All the same, many of us have glimpsed the possibilities. The impromptu game on a train with an utter non-gamer. The clique of punks in my high school who ran a wild mishmash of Runequest and D&D. And the Eden myth is somewhat true - earlier versions of the rules are more friendly to non-geek play. This is not because the rules themselves were readable and playable by the average person – quite the opposite! Rather, it’s because they invested most of the rules knowledge in the referee.
The approach up through AD&D was to give the DM authority and keep as much of the rules secret as possible. The DM Guide was supposed to be a secret from the players, the attack and saving throw matrices locked away inside its covers and behind the sacred screen. Skill use was entirely the province of the DM.
This meant that players could take a naive, analog approach to the game. With no rules knowledge at all, they could proceed by just saying, “I do this, does it work?” More to the point, they didn’t need to be confronted with a wall of stats and procedures. It’s not that they had no agency; it’s that their agency was completely in-character.
And then the nerds ruined it for everyone else; the way that, buying cases of cards at a time, they destroyed Richard Garfield’s vision for Magic: The Gathering as an ever-unfolding surprise. The nerds had to know what they needed to hit armor class zero; they had to have clearly defined skill procedures; eventually, they had to have feats and powers to feel special. As character options< became more complex, optimized builds became a focus and obsession. Instead of the wall of nerd elitism stopping at the DM screen, it grew to enfold the whole playgroup.

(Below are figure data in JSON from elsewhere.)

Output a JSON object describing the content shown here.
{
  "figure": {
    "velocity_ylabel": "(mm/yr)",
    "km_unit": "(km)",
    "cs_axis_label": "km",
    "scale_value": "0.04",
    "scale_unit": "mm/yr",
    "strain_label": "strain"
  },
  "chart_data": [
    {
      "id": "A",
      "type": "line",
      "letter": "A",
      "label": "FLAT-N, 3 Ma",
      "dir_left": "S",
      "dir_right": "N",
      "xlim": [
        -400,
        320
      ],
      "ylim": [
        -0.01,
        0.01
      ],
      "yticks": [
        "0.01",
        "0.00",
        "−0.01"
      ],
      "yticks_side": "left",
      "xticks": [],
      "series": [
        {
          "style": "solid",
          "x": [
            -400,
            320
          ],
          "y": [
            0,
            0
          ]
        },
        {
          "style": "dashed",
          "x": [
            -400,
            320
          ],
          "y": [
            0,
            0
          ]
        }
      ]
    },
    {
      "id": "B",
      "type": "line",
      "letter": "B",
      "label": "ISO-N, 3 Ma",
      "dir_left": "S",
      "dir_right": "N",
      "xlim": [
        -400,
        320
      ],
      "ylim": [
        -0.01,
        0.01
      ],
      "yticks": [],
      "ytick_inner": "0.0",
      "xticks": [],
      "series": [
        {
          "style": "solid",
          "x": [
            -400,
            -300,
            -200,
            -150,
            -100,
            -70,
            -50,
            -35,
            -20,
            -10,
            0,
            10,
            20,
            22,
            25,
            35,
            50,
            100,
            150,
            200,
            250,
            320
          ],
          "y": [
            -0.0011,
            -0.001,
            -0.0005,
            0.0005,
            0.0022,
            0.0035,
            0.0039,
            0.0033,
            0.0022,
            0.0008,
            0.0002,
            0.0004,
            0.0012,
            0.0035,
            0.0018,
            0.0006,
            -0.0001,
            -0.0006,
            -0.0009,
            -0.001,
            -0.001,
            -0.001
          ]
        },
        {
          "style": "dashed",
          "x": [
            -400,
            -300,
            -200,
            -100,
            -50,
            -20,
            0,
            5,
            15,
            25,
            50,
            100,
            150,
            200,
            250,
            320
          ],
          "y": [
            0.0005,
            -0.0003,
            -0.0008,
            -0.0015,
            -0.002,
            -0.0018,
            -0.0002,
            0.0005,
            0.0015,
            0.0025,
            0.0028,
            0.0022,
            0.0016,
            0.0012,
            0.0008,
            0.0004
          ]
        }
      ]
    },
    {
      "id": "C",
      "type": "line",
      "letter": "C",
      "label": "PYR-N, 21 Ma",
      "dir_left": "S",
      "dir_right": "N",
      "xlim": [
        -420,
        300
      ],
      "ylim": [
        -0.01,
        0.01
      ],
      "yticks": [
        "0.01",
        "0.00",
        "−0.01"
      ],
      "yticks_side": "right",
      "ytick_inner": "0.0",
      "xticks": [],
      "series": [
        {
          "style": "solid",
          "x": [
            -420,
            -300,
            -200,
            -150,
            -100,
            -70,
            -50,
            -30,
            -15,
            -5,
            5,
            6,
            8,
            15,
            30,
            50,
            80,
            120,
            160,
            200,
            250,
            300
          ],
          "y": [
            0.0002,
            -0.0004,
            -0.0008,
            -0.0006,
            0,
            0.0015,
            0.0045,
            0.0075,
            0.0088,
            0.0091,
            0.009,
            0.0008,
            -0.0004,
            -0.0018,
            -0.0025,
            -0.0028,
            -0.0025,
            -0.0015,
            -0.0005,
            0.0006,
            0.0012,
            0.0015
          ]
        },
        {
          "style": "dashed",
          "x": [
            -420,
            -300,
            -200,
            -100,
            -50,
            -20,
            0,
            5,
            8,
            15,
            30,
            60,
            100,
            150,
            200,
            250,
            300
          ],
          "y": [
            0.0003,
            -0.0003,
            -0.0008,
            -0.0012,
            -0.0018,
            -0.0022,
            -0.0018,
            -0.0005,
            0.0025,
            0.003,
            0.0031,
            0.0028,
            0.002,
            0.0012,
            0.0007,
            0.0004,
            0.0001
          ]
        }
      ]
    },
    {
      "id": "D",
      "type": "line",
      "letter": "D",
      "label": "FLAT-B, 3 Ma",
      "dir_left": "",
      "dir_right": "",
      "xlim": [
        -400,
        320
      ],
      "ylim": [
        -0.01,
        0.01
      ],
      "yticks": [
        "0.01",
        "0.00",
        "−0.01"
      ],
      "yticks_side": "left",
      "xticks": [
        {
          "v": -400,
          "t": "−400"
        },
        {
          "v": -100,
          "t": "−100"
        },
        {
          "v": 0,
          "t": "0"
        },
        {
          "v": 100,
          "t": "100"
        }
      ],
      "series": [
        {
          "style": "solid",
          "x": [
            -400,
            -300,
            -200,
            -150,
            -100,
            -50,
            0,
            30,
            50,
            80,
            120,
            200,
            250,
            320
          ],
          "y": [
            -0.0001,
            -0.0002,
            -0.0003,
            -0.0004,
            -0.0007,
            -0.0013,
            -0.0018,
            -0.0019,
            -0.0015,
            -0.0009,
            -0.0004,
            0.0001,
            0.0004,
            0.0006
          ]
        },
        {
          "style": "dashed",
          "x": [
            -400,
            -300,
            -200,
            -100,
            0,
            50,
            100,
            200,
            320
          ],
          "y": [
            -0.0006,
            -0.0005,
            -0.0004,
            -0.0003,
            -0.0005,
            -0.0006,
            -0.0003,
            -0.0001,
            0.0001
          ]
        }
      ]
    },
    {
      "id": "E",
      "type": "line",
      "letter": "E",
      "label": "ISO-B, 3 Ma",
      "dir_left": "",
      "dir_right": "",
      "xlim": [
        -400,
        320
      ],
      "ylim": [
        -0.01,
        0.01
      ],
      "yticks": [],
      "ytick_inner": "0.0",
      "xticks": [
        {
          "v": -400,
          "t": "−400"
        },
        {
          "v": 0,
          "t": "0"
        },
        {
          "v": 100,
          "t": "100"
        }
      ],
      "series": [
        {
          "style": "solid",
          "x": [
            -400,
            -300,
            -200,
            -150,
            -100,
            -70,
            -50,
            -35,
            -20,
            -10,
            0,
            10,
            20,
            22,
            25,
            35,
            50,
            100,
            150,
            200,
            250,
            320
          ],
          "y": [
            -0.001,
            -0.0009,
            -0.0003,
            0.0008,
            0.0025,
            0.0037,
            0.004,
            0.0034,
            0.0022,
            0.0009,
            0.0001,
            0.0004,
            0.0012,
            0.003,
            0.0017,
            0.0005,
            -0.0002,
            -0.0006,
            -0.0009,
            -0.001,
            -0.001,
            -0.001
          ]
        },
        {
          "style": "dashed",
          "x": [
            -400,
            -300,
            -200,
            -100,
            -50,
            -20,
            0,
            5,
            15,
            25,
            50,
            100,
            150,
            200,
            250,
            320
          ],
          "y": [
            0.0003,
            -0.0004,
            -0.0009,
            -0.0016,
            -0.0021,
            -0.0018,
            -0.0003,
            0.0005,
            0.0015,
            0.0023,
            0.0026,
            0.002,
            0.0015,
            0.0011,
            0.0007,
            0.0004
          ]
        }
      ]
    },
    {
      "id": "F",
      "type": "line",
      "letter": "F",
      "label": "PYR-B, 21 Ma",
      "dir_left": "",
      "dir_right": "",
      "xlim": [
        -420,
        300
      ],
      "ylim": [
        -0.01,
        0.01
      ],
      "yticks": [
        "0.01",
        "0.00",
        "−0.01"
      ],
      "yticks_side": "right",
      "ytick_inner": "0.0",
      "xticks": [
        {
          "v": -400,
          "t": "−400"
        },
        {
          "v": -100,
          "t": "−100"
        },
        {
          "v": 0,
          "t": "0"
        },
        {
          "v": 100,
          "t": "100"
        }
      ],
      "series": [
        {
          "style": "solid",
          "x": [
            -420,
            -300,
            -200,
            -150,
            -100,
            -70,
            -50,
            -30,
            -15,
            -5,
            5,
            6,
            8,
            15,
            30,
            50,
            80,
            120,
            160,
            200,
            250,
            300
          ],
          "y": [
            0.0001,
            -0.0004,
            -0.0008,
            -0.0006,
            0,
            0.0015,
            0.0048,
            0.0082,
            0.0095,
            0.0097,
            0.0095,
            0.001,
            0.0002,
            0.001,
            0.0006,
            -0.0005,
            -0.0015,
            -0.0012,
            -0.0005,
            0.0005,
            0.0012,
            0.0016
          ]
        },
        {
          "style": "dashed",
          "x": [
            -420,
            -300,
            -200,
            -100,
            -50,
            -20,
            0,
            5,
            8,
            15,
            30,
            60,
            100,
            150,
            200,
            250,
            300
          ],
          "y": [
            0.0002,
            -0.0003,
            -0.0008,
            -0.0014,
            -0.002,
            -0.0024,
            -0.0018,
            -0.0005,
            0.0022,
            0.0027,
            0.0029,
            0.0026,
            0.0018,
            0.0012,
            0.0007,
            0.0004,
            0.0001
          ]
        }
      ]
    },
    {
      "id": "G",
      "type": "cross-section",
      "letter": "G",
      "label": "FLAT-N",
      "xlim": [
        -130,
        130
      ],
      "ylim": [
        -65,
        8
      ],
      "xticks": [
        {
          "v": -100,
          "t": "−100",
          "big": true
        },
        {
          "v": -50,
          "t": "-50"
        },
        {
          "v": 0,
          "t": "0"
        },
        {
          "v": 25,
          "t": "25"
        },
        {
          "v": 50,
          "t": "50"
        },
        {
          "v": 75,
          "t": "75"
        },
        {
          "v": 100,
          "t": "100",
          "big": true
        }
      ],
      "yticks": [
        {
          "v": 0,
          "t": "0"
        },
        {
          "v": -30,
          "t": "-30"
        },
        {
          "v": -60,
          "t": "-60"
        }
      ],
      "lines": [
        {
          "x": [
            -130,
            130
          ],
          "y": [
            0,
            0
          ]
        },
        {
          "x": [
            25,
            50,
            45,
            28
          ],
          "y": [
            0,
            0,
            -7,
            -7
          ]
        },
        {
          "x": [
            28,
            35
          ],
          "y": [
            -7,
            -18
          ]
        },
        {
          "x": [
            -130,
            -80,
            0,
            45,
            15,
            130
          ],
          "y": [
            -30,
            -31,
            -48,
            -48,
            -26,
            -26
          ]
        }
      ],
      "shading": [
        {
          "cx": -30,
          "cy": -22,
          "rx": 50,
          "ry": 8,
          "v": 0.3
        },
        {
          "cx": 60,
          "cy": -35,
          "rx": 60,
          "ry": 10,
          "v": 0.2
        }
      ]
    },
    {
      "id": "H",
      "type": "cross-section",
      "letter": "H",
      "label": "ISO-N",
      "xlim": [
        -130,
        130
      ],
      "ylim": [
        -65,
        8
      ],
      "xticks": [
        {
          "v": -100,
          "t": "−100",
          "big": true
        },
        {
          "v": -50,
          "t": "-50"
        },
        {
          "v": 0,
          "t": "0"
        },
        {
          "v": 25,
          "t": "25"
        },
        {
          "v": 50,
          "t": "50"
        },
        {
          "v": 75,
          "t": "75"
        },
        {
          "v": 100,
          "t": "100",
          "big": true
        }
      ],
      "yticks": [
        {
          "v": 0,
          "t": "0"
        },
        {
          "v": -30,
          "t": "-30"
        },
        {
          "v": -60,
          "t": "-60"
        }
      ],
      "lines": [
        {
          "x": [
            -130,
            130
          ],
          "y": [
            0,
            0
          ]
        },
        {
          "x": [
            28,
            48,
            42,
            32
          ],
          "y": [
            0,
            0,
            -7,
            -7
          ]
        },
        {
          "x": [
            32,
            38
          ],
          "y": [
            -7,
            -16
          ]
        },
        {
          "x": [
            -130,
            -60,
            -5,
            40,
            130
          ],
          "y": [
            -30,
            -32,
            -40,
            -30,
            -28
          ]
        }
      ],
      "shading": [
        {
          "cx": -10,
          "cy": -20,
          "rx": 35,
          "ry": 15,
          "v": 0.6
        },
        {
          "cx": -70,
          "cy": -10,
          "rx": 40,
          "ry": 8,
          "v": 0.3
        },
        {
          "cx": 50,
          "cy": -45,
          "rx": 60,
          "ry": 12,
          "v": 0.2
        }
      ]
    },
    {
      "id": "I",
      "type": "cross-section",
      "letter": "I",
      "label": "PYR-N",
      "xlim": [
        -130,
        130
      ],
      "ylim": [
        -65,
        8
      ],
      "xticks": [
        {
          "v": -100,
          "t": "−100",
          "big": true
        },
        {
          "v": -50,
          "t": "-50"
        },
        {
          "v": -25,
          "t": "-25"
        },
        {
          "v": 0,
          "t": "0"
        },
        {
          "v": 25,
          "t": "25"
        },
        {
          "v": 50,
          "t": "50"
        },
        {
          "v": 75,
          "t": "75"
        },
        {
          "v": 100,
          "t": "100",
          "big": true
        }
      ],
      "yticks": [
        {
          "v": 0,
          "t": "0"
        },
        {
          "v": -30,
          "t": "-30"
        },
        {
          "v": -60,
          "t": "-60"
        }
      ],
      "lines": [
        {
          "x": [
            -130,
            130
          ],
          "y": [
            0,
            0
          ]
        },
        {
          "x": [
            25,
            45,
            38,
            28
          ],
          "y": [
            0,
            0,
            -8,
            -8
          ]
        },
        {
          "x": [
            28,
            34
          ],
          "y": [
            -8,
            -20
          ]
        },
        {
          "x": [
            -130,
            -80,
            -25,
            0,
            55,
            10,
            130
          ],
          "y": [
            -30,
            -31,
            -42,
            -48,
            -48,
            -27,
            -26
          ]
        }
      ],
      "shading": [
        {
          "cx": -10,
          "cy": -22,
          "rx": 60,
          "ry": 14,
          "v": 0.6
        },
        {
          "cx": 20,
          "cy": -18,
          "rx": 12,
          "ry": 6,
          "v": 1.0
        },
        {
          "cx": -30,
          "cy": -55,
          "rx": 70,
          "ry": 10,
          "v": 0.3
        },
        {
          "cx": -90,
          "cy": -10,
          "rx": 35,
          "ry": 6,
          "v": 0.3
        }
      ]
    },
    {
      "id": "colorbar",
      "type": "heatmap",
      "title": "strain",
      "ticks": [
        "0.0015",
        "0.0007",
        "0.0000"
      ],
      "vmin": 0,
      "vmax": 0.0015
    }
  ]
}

So D&D stopped being a one-nerd game and started being a multi-nerd game. Rule systems that put everything up front, no matter how simple, miss this point. To get non-nerd players into the game, you don’t need to increase their sense of understanding or control over the rules. In fact, you want them to ignore the rules and trust the referee. And that’s something you can’t buy in a store – a DM who is socially skilled, deeply knowledgeable, and trustworthy.